The Role of Inflammation and Immune Modulation
Understanding the dual roles of inflammation, both as a repair mechanism in the cochlea and as a propagator of cell damage, will be necessary to design interventions that can modulate immune responses at the right time. Selective anti-inflammatory agents that preserve protective immune functions while suppressing chronic inflammation would be highly effective.
Personalised Therapeutic Strategies
With advances in genomics and molecular diagnostics, the future of SNHL treatment is likely in personalised medicine. By adapting interventions to the genetic and environmental profiles of individual patients, clinicians can offer tailored therapies that target the precise disruptions in cochlear homeostasis before permanent damage occurs.

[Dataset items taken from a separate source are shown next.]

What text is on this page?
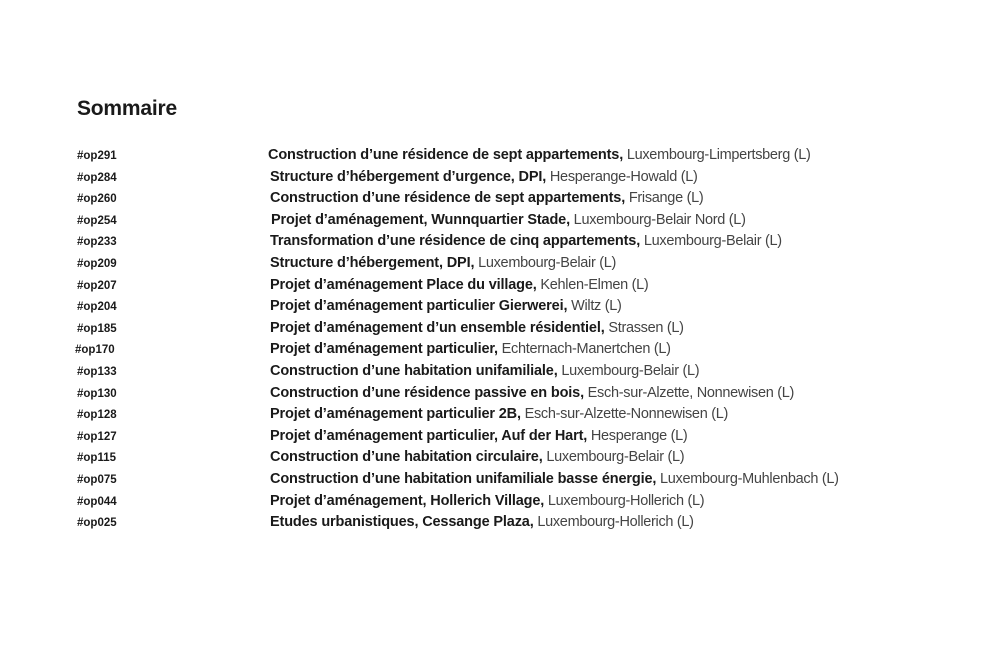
Sommaire
#op291	Construction d’une résidence de sept appartements, Luxembourg-Limpertsberg (L)
#op284	Structure d’hébergement d’urgence, DPI, Hesperange-Howald (L)
#op260	Construction d’une résidence de sept appartements, Frisange (L)
#op254	Projet d’aménagement, Wunnquartier Stade, Luxembourg-Belair Nord (L)
#op233	Transformation d’une résidence de cinq appartements, Luxembourg-Belair (L)
#op209	Structure d’hébergement, DPI, Luxembourg-Belair (L)
#op207	Projet d’aménagement Place du village, Kehlen-Elmen (L)
#op204	Projet d’aménagement particulier Gierwerei, Wiltz (L)
#op185	Projet d’aménagement d’un ensemble résidentiel, Strassen (L)
#op170	Projet d’aménagement particulier, Echternach-Manertchen (L)
#op133	Construction d’une habitation unifamiliale, Luxembourg-Belair (L)
#op130	Construction d’une résidence passive en bois, Esch-sur-Alzette, Nonnewisen (L)
#op128	Projet d’aménagement particulier 2B, Esch-sur-Alzette-Nonnewisen (L)
#op127	Projet d’aménagement particulier, Auf der Hart, Hesperange (L)
#op115	Construction d’une habitation circulaire, Luxembourg-Belair (L)
#op075	Construction d’une habitation unifamiliale basse énergie, Luxembourg-Muhlenbach (L)
#op044	Projet d’aménagement, Hollerich Village, Luxembourg-Hollerich (L)
#op025	Etudes urbanistiques, Cessange Plaza, Luxembourg-Hollerich (L)
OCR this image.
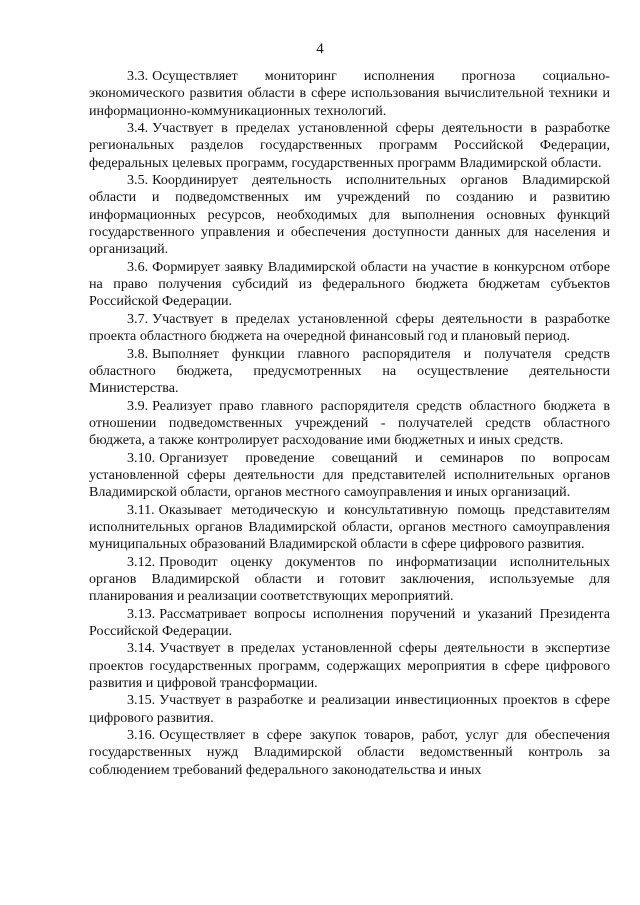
4

3.3. Осуществляет мониторинг исполнения прогноза социально-экономического развития области в сфере использования вычислительной техники и информационно-коммуникационных технологий.

3.4. Участвует в пределах установленной сферы деятельности в разработке региональных разделов государственных программ Российской Федерации, федеральных целевых программ, государственных программ Владимирской области.

3.5. Координирует деятельность исполнительных органов Владимирской области и подведомственных им учреждений по созданию и развитию информационных ресурсов, необходимых для выполнения основных функций государственного управления и обеспечения доступности данных для населения и организаций.

3.6. Формирует заявку Владимирской области на участие в конкурсном отборе на право получения субсидий из федерального бюджета бюджетам субъектов Российской Федерации.

3.7. Участвует в пределах установленной сферы деятельности в разработке проекта областного бюджета на очередной финансовый год и плановый период.

3.8. Выполняет функции главного распорядителя и получателя средств областного бюджета, предусмотренных на осуществление деятельности Министерства.

3.9. Реализует право главного распорядителя средств областного бюджета в отношении подведомственных учреждений - получателей средств областного бюджета, а также контролирует расходование ими бюджетных и иных средств.

3.10. Организует проведение совещаний и семинаров по вопросам установленной сферы деятельности для представителей исполнительных органов Владимирской области, органов местного самоуправления и иных организаций.

3.11. Оказывает методическую и консультативную помощь представителям исполнительных органов Владимирской области, органов местного самоуправления муниципальных образований Владимирской области в сфере цифрового развития.

3.12. Проводит оценку документов по информатизации исполнительных органов Владимирской области и готовит заключения, используемые для планирования и реализации соответствующих мероприятий.

3.13. Рассматривает вопросы исполнения поручений и указаний Президента Российской Федерации.

3.14. Участвует в пределах установленной сферы деятельности в экспертизе проектов государственных программ, содержащих мероприятия в сфере цифрового развития и цифровой трансформации.

3.15. Участвует в разработке и реализации инвестиционных проектов в сфере цифрового развития.

3.16. Осуществляет в сфере закупок товаров, работ, услуг для обеспечения государственных нужд Владимирской области ведомственный контроль за соблюдением требований федерального законодательства и иных
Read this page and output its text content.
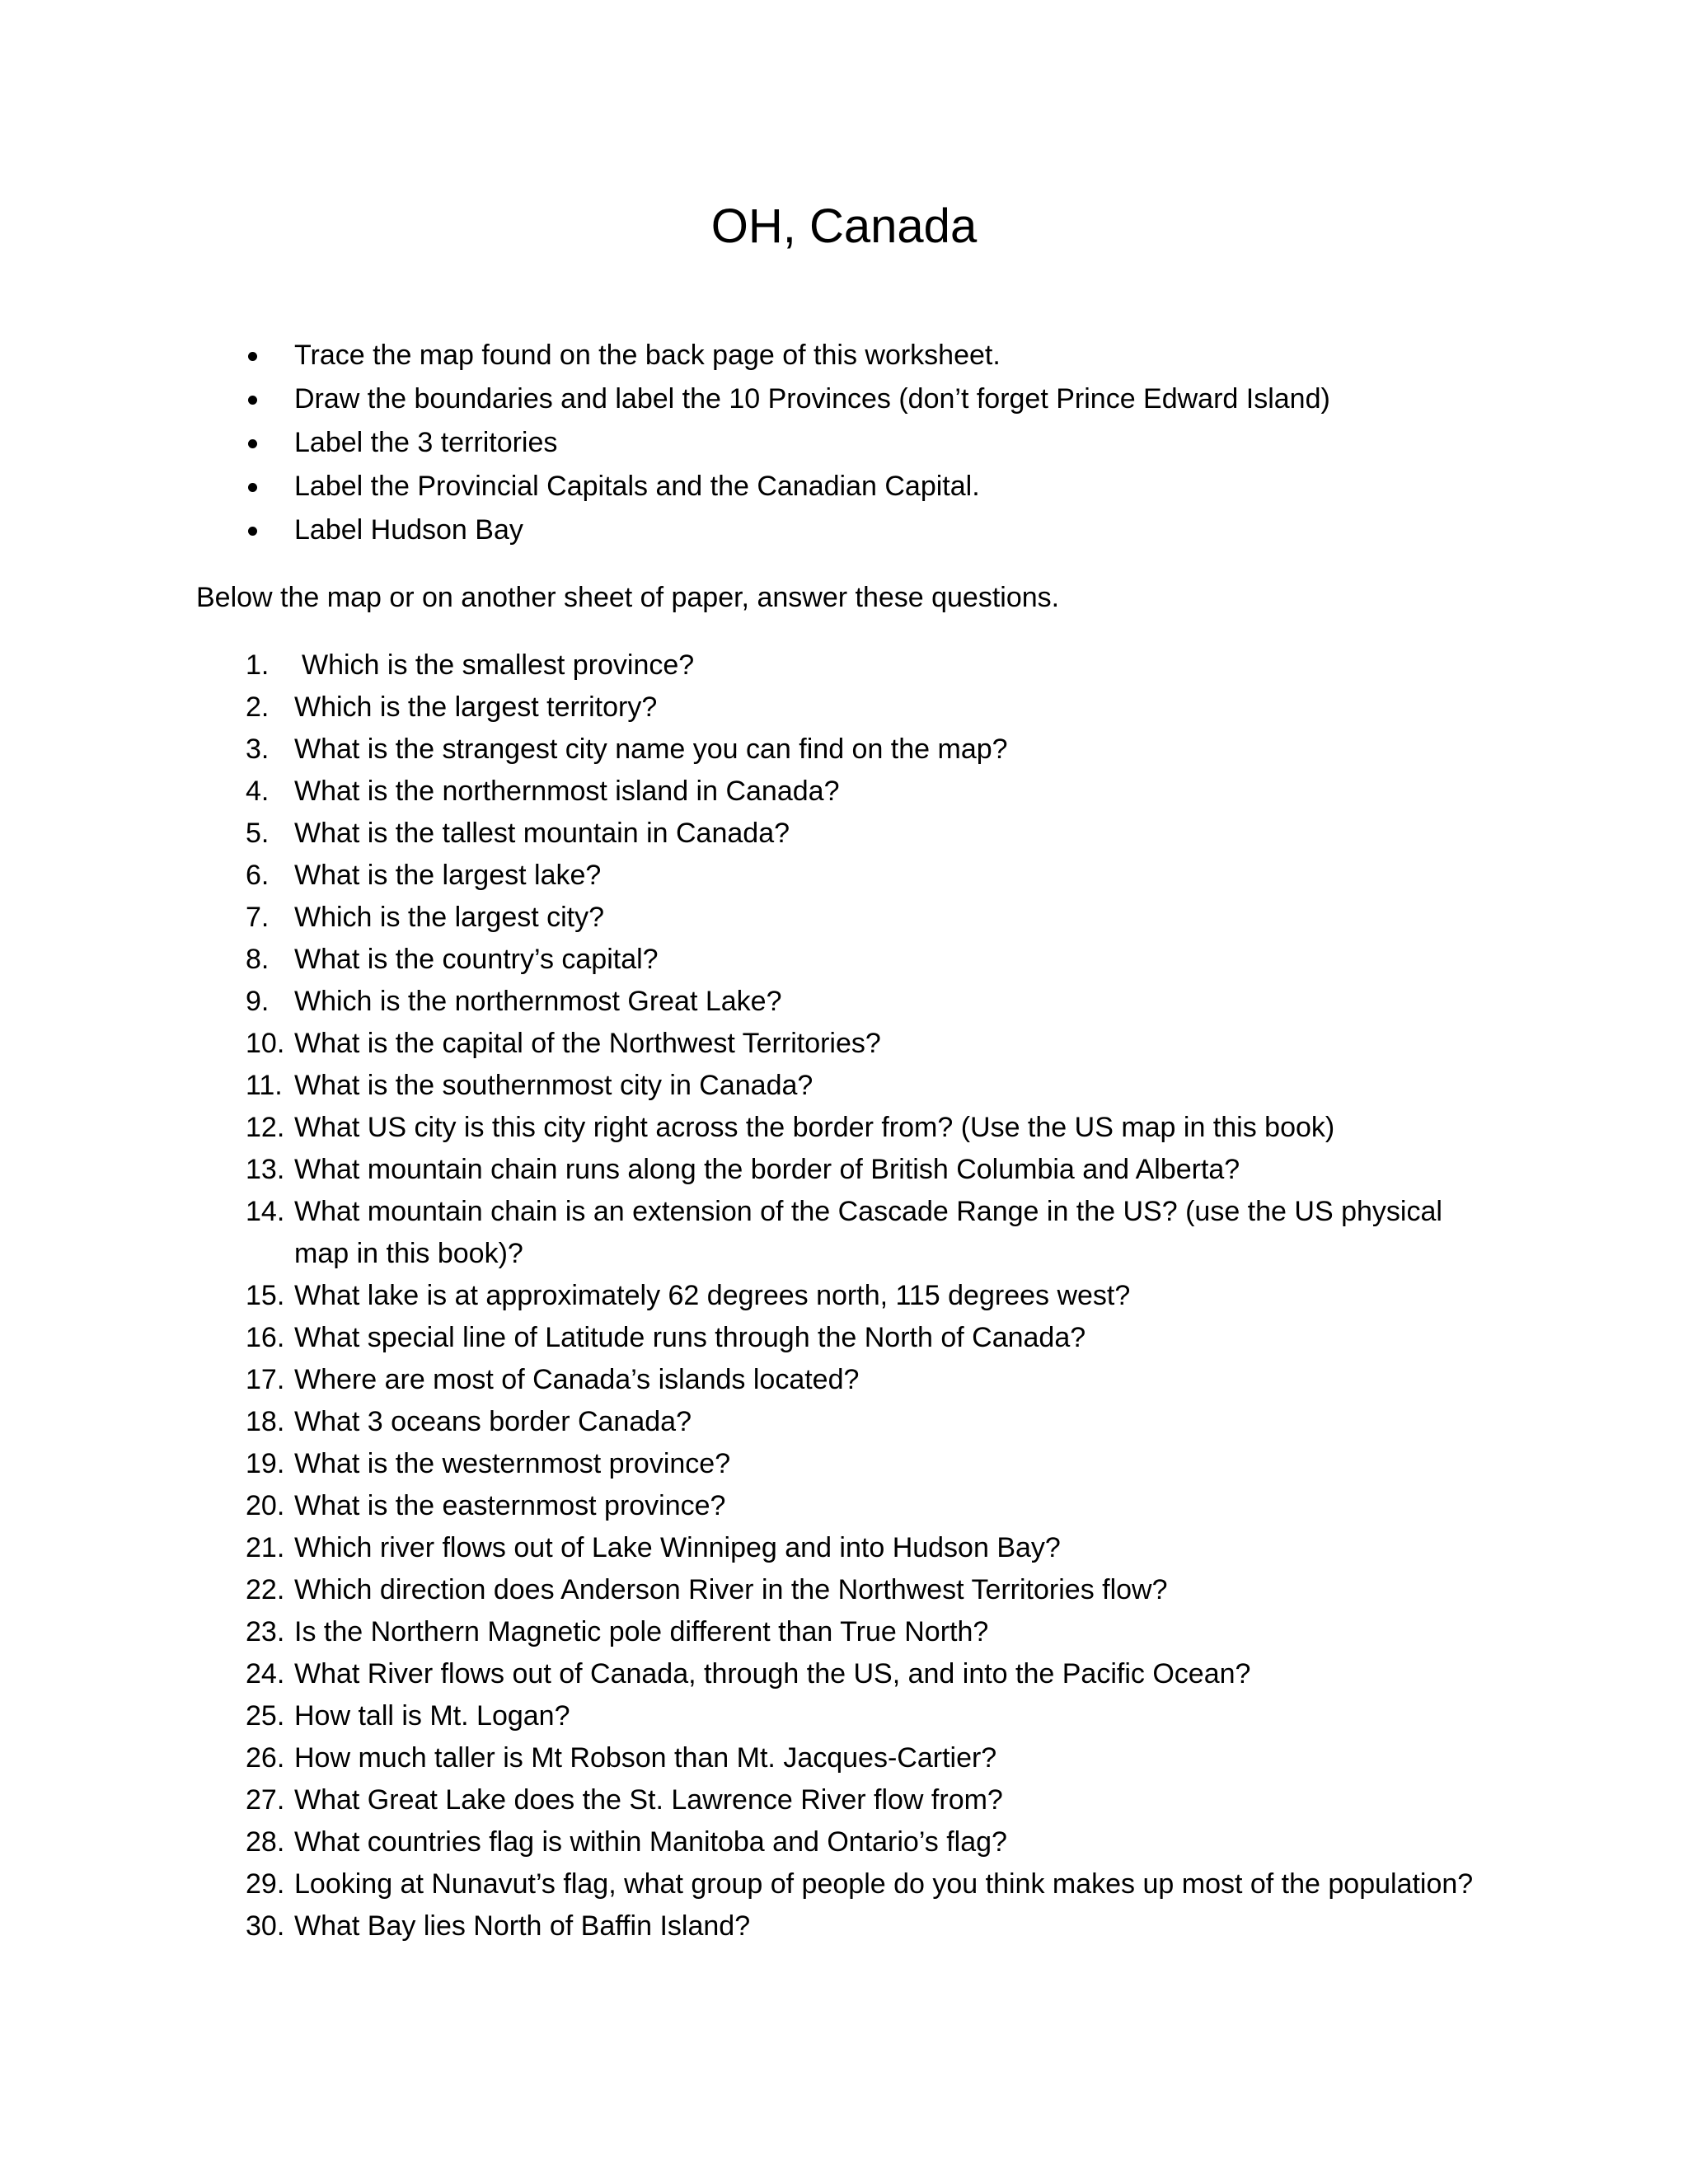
OH, Canada
Trace the map found on the back page of this worksheet.
Draw the boundaries and label the 10 Provinces (don’t forget Prince Edward Island)
Label the 3 territories
Label the Provincial Capitals and the Canadian Capital.
Label Hudson Bay

Below the map or on another sheet of paper, answer these questions.

1. Which is the smallest province?
2. Which is the largest territory?
3. What is the strangest city name you can find on the map?
4. What is the northernmost island in Canada?
5. What is the tallest mountain in Canada?
6. What is the largest lake?
7. Which is the largest city?
8. What is the country’s capital?
9. Which is the northernmost Great Lake?
10. What is the capital of the Northwest Territories?
11. What is the southernmost city in Canada?
12. What US city is this city right across the border from? (Use the US map in this book)
13. What mountain chain runs along the border of British Columbia and Alberta?
14. What mountain chain is an extension of the Cascade Range in the US? (use the US physical map in this book)?
15. What lake is at approximately 62 degrees north, 115 degrees west?
16. What special line of Latitude runs through the North of Canada?
17. Where are most of Canada’s islands located?
18. What 3 oceans border Canada?
19. What is the westernmost province?
20. What is the easternmost province?
21. Which river flows out of Lake Winnipeg and into Hudson Bay?
22. Which direction does Anderson River in the Northwest Territories flow?
23. Is the Northern Magnetic pole different than True North?
24. What River flows out of Canada, through the US, and into the Pacific Ocean?
25. How tall is Mt. Logan?
26. How much taller is Mt Robson than Mt. Jacques-Cartier?
27. What Great Lake does the St. Lawrence River flow from?
28. What countries flag is within Manitoba and Ontario’s flag?
29. Looking at Nunavut’s flag, what group of people do you think makes up most of the population?
30. What Bay lies North of Baffin Island?
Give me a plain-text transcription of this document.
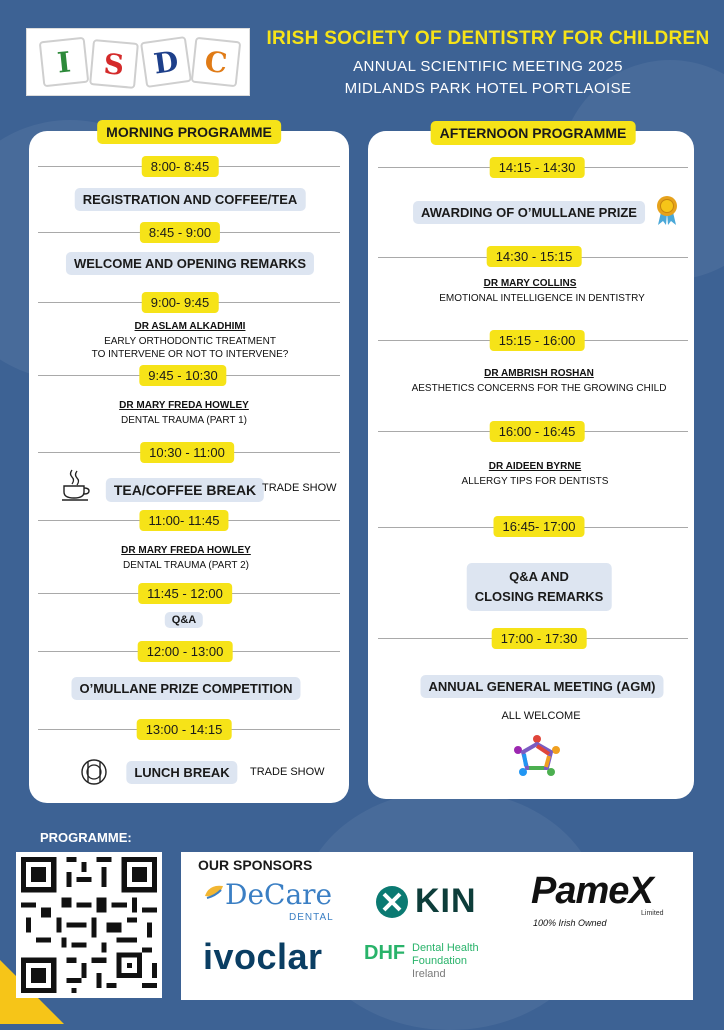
I	S D C
IRISH SOCIETY OF DENTISTRY FOR CHILDREN
ANNUAL SCIENTIFIC MEETING 2025
MIDLANDS PARK HOTEL PORTLAOISE
MORNING PROGRAMME
8:00- 8:45
REGISTRATION AND COFFEE/TEA
8:45 - 9:00
WELCOME AND OPENING REMARKS
9:00- 9:45
DR ASLAM ALKADHIMI
EARLY ORTHODONTIC TREATMENT
TO INTERVENE OR NOT TO INTERVENE?
9:45 - 10:30
DR MARY FREDA HOWLEY
DENTAL TRAUMA (PART 1)
10:30 - 11:00
TEA/COFFEE BREAK TRADE SHOW
11:00- 11:45
DR MARY FREDA HOWLEY
DENTAL TRAUMA (PART 2)
11:45 - 12:00
Q&A
12:00 - 13:00
O’MULLANE PRIZE COMPETITION
13:00 - 14:15
LUNCH BREAK	TRADE SHOW
AFTERNOON PROGRAMME
14:15 - 14:30
AWARDING OF O’MULLANE PRIZE
14:30 - 15:15
DR MARY COLLINS
EMOTIONAL INTELLIGENCE IN DENTISTRY
15:15 - 16:00
DR AMBRISH ROSHAN
AESTHETICS CONCERNS FOR THE GROWING CHILD
16:00 - 16:45
DR AIDEEN BYRNE
ALLERGY TIPS FOR DENTISTS
16:45- 17:00
Q&A AND
CLOSING REMARKS
17:00 - 17:30
ANNUAL GENERAL MEETING (AGM)
ALL WELCOME
PROGRAMME:
OUR SPONSORS
DeCare
DENTAL KIN PameX
Limited
100% Irish Owned
ivoclar DHF Dental Health
Foundation
Ireland
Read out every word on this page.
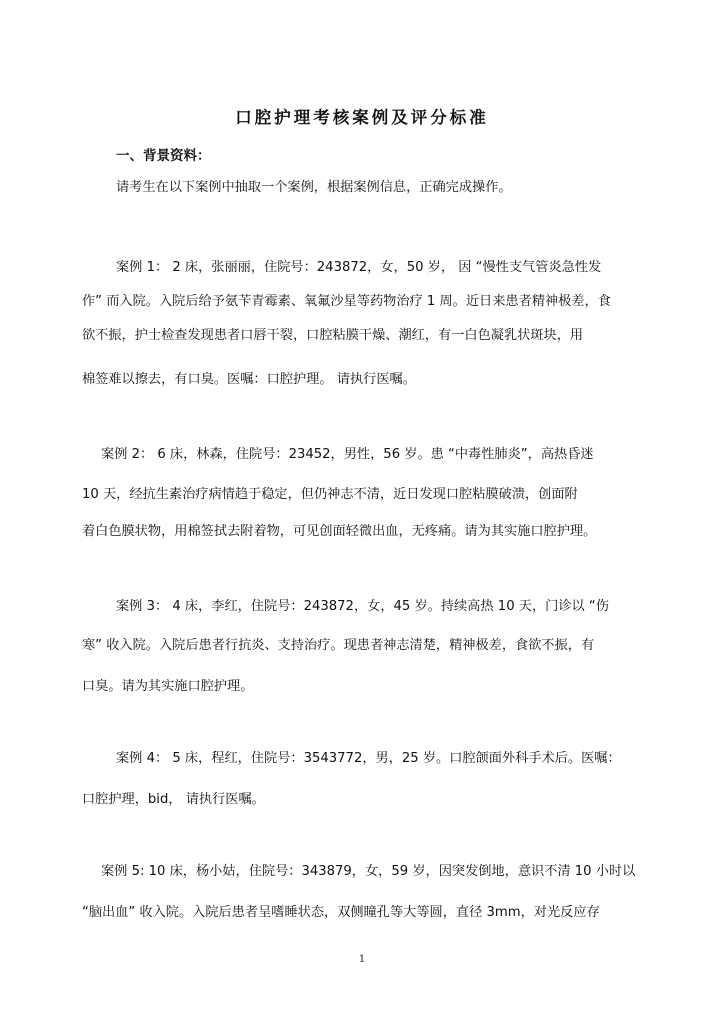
口腔护理考核案例及评分标准
一、背景资料：
请考生在以下案例中抽取一个案例，根据案例信息，正确完成操作。
案例 1： 2 床，张丽丽，住院号：243872，女，50 岁， 因 “慢性支气管炎急性发
作” 而入院。入院后给予氨苄青霉素、氧氟沙星等药物治疗 1 周。近日来患者精神极差，食
欲不振，护士检查发现患者口唇干裂，口腔粘膜干燥、潮红，有一白色凝乳状斑块，用
棉签难以擦去，有口臭。医嘱：口腔护理。 请执行医嘱。
案例 2： 6 床，林森，住院号：23452，男性，56 岁。患 “中毒性肺炎”，高热昏迷
10 天，经抗生素治疗病情趋于稳定，但仍神志不清，近日发现口腔粘膜破溃，创面附
着白色膜状物，用棉签拭去附着物，可见创面轻微出血，无疼痛。请为其实施口腔护理。
案例 3： 4 床，李红，住院号：243872，女，45 岁。持续高热 10 天，门诊以 “伤
寒” 收入院。入院后患者行抗炎、支持治疗。现患者神志清楚，精神极差，食欲不振，有
口臭。请为其实施口腔护理。
案例 4： 5 床，程红，住院号：3543772，男，25 岁。口腔颌面外科手术后。医嘱：
口腔护理，bid， 请执行医嘱。
案例 5: 10 床，杨小姑，住院号：343879，女，59 岁，因突发倒地，意识不清 10 小时以
“脑出血” 收入院。入院后患者呈嗜睡状态，双侧瞳孔等大等圆，直径 3mm，对光反应存
1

In summary, the maintenance of cochlear homeostasis is crucial for preserving the sensorineural function of the inner ear. Disruption of this exquisite balance through genetic, environmental, or metabolic alterations sets the stage for irreversible SNHL. While current treatments for SNHL are largely palliative, the growing fields of gene and pharmacological therapies, as well as regenerative medicine, have begun to offer the promise of permanent hearing restoration. The multifaceted nature of cochlear homeostasis necessitates a comprehensive approach that not only addresses the symptoms of hearing loss but also targets the root causes at the cellular and molecular levels.